February 9, 2007

Max Factor

And the man behind the brand is...
Max Factor

The problem was that faces would show up red or green; they reflected costume colors. The technology for color films was developed in 1937 but the make-up used in Hollywood for black-and-white films simply wasn’t working. It was Max Factor, who was responsible for every other make-up innovation in Hollywood up to that time, who came up with the solution.

Max Factor was born in Russia in 1877. He became an apprentice to a wig-maker when he was fourteen, and by the time he was twenty young Factor was running his own makeup and hair goods shop in his hometown of Lodz. Business was good, good enough that in 1904 Factor brought his wife and three children to St. Louis where, with a partner, he took a booth at the St. Louis World’s Fair.

Within a year his partner had pilfered most of the profits but Factor was able to raise money for another makeup, perfume and hair-products shop in downtown St. Louis. All the while he was hearing tales of the new motion picture industry growing in Los Angeles. At the time no cosmetics manufacturer dominated the film business and in 1908 Max Factor headed to the frontier town of Hollywood, California.

The first Max Factor studio was in the Pantages Theater. At first he served as West Coast agent for other cosmetics firms while formulating and testing his own theatrical make-up. In 1914 he perfected the first make-up designed for movie use and leading actors and actresses began seeking him out for advice on how to avoid looking ghastly white on the silver screen.

Factor’s work with the movie industry led to such innovations as false eyelashes, the eyebrow pencil and a powder brush. In the 1920s Factor introduced “color harmony” in the movies. For the first time make-up items were created to harmonize with hair, eyes and skins of blondes, brownettes (a Max Factor term), brunettes and redheads.

At first used only in the movies actresses soon began to use the make-up off-screen as well. Eventually non-actresses adopted the product and in 1927 “Color Harmony Make-up” was made available to everyday women. That same year talking movies were introduced with highly sensitive film and hot set lighting. A whole new make-up was required and Max Factor’s Panchromatic Make-up earned him a special award from the Academy of Motion Picture Arts and Sciences.

In 1929, after two decades of work in Hollywood, Factor decided to enter the general cosmetics world. It was the ideal base from which to nurture an international empire. Factor’s clients were the most famous and glamourous people in the world. Jean Harlow, Claudette Colbert, Ginger Rogers and others insisted that they be made up for the camera by Max Factor and no one else.
And Factor made certain the world knew about it.

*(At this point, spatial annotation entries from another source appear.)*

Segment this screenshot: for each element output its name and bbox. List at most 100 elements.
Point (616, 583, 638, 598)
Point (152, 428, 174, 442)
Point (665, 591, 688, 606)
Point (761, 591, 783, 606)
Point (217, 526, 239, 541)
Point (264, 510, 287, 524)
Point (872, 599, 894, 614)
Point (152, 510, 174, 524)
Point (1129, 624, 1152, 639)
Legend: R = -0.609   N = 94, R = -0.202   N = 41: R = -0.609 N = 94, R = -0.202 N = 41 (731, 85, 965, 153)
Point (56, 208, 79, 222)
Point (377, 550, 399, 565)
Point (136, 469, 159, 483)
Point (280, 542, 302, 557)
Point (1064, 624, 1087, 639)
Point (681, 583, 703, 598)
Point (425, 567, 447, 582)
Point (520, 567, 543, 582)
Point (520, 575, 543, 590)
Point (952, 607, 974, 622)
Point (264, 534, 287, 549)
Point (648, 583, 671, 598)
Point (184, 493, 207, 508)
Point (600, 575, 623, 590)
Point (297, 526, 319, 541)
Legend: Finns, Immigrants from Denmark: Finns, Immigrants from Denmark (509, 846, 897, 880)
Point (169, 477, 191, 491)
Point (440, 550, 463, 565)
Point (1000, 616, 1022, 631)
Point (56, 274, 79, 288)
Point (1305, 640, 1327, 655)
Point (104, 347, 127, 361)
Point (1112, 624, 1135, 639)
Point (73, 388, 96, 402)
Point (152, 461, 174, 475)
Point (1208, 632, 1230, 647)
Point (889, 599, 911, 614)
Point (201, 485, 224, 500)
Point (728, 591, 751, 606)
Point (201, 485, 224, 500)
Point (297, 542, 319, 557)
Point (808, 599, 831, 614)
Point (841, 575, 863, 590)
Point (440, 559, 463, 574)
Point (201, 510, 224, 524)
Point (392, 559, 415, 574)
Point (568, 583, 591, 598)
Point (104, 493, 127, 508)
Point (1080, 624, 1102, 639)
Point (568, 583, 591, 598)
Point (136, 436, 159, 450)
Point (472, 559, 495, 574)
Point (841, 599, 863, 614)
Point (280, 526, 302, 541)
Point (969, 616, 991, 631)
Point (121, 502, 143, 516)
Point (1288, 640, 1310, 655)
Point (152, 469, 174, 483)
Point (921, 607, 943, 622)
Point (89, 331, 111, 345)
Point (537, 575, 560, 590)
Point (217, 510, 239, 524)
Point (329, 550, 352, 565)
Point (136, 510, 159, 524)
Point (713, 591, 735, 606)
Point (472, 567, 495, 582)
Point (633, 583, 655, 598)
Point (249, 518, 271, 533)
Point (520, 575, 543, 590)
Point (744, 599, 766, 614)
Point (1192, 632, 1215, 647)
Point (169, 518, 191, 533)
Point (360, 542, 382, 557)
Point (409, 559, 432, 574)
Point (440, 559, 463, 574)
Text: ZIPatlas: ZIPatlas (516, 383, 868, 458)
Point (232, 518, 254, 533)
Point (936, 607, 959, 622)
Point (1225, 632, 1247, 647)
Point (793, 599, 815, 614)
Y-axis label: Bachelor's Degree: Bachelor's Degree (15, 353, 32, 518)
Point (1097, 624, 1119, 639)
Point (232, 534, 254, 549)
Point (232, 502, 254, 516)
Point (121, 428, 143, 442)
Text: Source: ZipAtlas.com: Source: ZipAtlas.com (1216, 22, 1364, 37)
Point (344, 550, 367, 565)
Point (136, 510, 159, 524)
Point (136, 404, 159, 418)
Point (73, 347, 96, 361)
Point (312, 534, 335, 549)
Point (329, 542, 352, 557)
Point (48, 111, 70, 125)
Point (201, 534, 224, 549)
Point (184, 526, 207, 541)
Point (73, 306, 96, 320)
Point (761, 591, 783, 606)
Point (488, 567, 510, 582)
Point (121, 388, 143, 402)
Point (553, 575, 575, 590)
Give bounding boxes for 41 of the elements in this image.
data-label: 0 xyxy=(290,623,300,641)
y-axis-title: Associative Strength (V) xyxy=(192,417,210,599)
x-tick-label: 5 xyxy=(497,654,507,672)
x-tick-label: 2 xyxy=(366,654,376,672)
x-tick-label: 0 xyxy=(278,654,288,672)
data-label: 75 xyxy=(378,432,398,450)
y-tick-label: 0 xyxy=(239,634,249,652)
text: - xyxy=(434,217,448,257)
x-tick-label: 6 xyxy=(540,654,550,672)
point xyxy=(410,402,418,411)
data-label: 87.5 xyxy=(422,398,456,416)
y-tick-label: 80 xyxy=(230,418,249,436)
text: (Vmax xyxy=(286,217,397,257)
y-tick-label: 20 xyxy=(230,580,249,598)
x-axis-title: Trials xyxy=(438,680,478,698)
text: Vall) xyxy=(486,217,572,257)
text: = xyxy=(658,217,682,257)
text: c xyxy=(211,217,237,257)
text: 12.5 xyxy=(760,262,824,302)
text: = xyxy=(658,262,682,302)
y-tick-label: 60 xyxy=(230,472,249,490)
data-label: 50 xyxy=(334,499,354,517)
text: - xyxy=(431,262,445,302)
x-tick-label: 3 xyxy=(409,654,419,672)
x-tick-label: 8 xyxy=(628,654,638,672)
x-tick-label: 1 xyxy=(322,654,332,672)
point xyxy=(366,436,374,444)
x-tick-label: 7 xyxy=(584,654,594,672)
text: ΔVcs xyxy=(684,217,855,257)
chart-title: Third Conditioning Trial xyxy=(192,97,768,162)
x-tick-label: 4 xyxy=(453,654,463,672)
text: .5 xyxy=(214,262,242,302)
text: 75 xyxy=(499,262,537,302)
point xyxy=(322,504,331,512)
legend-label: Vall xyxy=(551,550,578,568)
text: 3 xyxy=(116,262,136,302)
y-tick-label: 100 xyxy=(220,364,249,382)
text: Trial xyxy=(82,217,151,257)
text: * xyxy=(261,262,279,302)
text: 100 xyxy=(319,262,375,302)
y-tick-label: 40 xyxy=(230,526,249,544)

He staged lavish publicity extravaganzas which were well-reported in newspapers and movie reels around the world. Women everywhere wanted to look like their favorite movie actress. Within twenty years Max Factor would be the leading American cosmetics company in the international market.

With the advent of color films Factor once again needed to develop a suitable theatrical make-up. He formulated “pancake make-up” which restored flesh to actors’ faces and in 1938 the first color movies made their appearance. The new pancake formula was introduced to the public with full-page color advertisements in Vogue. Within months there were sixty-five different imitations of Max Factor Pancake, but Max Factor outsold all sixty-five combined.

It was Max Factor’s final contribution to the movie industry. He died in 1938, having ushered movie stars from wan, chalky black-and-white films through sound and finally into full color.